Aulia Pohan cs dinilai harus ikut bertanggung jawab atas keluarnya dana Yayasan Pengembangan Perbankan Indonesia sebesar Rp 100 miliar. Dana itu kemudian mengalir untuk kepentingan penyelesaian perkara Bantuan Likuiditas Bank Indonesia dan revisi UU Bank Indonesia.

Menurutnya, semua keputusan yang ia buat merupakan tanggungjawab dirinya sendiri. "Saya memisahkan urusan pribadi dan pekerjaan," jelas dia.

Aulia Pohan cs dinilai harus ikut bertanggung jawab atas keluarnya dana Yayasan Pengembangan Perbankan Indonesia sebesar Rp 100 miliar.
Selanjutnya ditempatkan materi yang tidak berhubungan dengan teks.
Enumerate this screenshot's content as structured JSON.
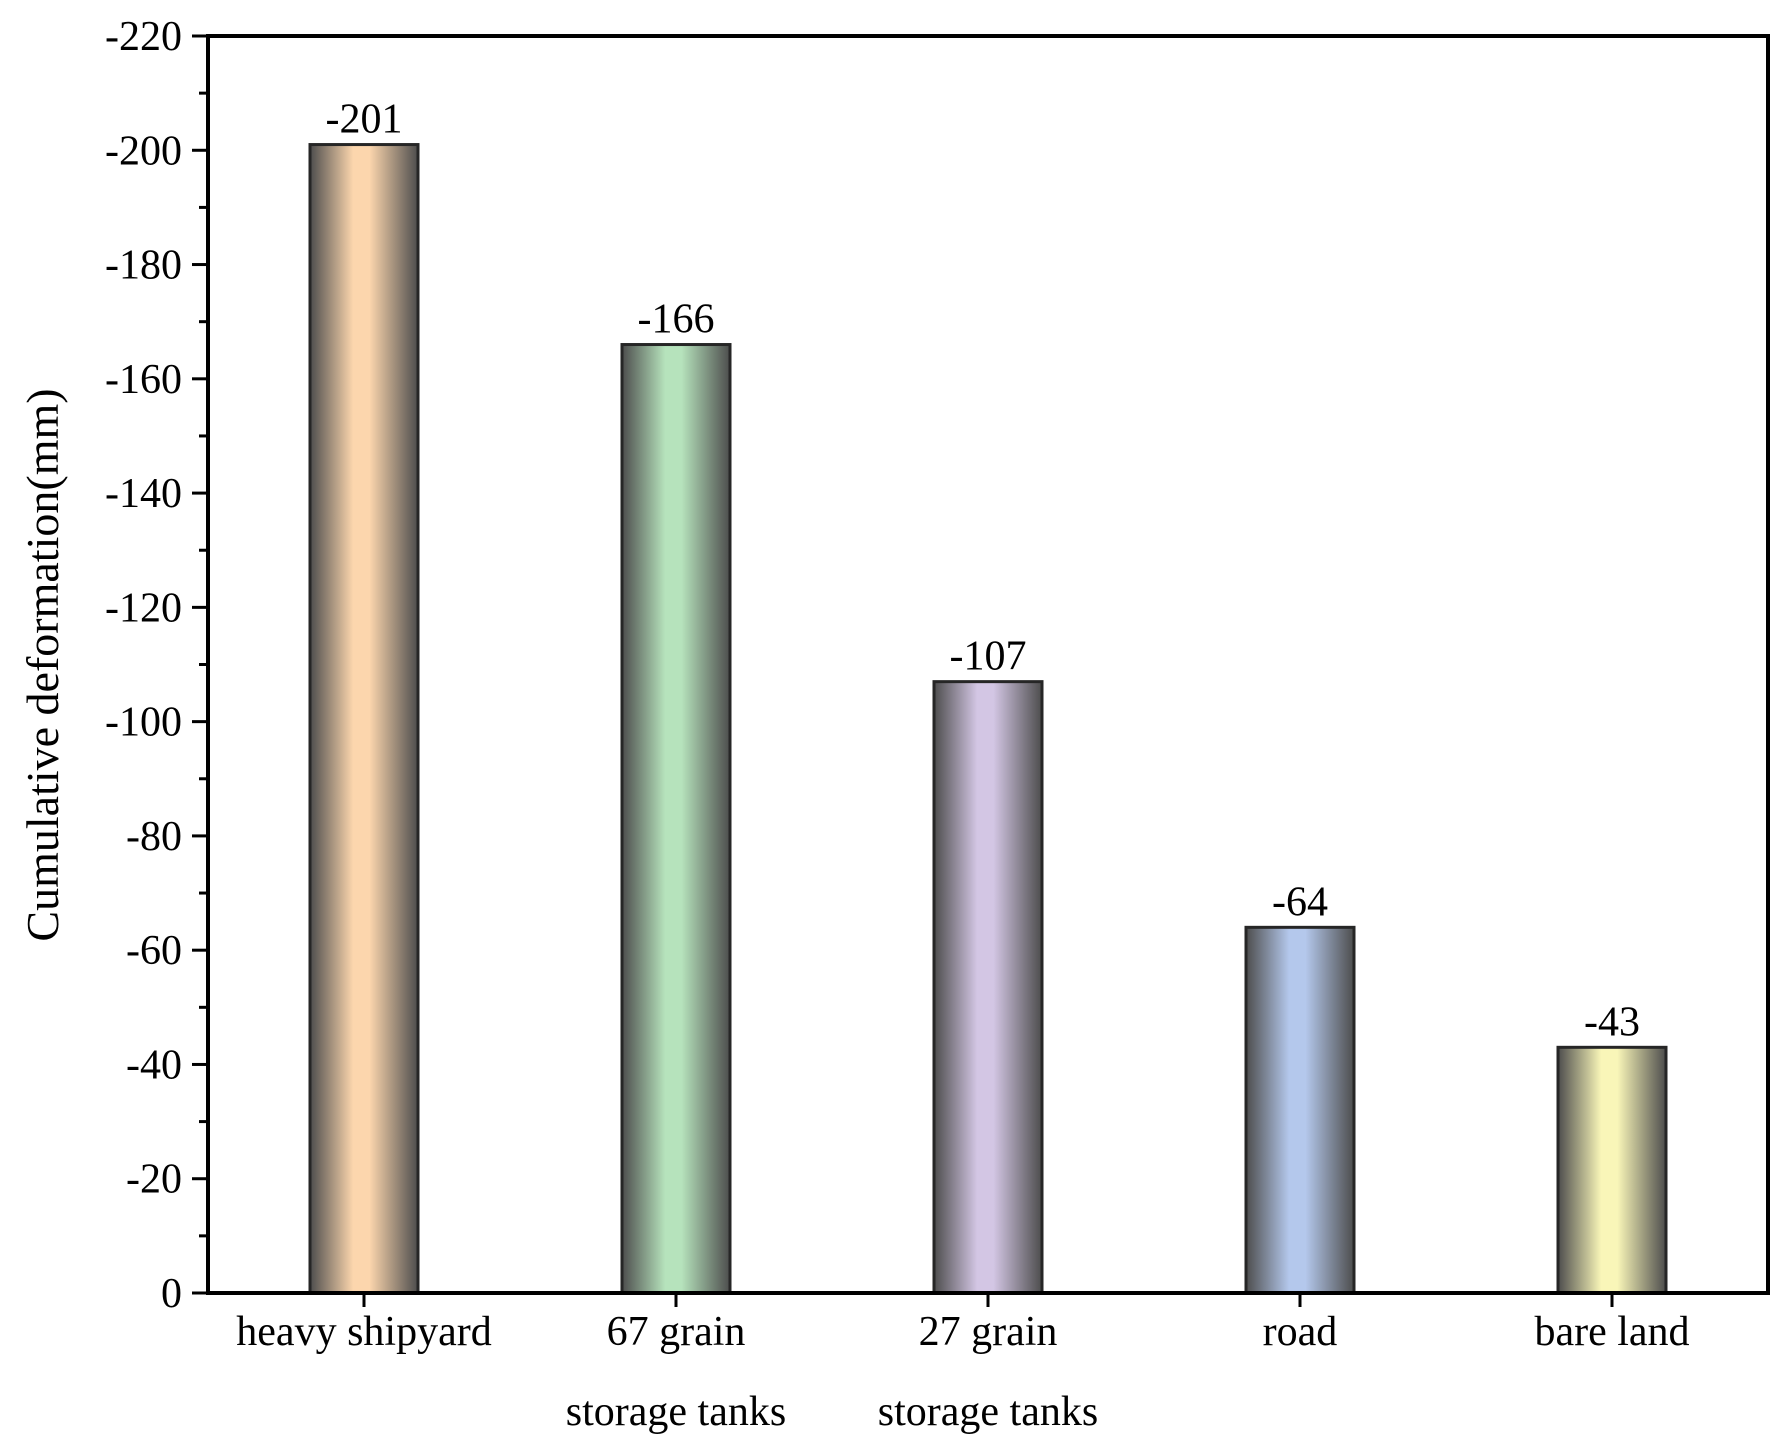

Dana itu kemudian mengalir untuk kepentingan penyelesaian perkara Bantuan Likuiditas Bank Indonesia dan revisi UU Bank Indonesia. Aulia Pohan dinilai melanggar ketentuan dalam Pasal 3 UU Pemberantasan Tindak Pidana Korupsi jo pasal 55 ayat (1) kesatu KUHP.

Menurut Jaksa, persetujuan pengucuran dana YPPI sebesar Rp 100 miliar itu terjadi dalam Rapat Dewan Gubernur pada 2 Juni dan 22 Juli 2003.

"Fakta hukum telah ada niat untuk menggunakan dana milik YPPI sebagaimana putusan RDG 2 Juni dan 22 Juli dengan alasan untuk mengganti biaya operasional pengurusan masalah hukum senilai Rp 68,5 miliar," jelas jaksa. Selain itu, rapat memutuskan untuk menggunakan dana untuk menyelesaikan penyelesaian BLBI secara politis serta diseminasi kepada anggota dewan senilai Rp 31,5 miliar.

Jaksa menjelaskan, berdasarkan hasil rapat 22 Juli, atas persetujuan Aulia Pohan, Rusli Simanjuntak kemudian melakukan pertemuan dengan anggota DPR. Dalam pertemuan itu disepakati dana untuk menyelesaikan masalah politis BLBI sebesar Rp 25 miliar. Dan untuk diseminasi UU BI sebesar Rp 15 miliar.

"Disposisi terdakwa satu dan dua menyetujui permohonan bantuan dana kepada para mantan. Sehingga berjumlah Rp 68,5 miliar. tanpa ada pertanggungjawabannya," jelasnya. (VN)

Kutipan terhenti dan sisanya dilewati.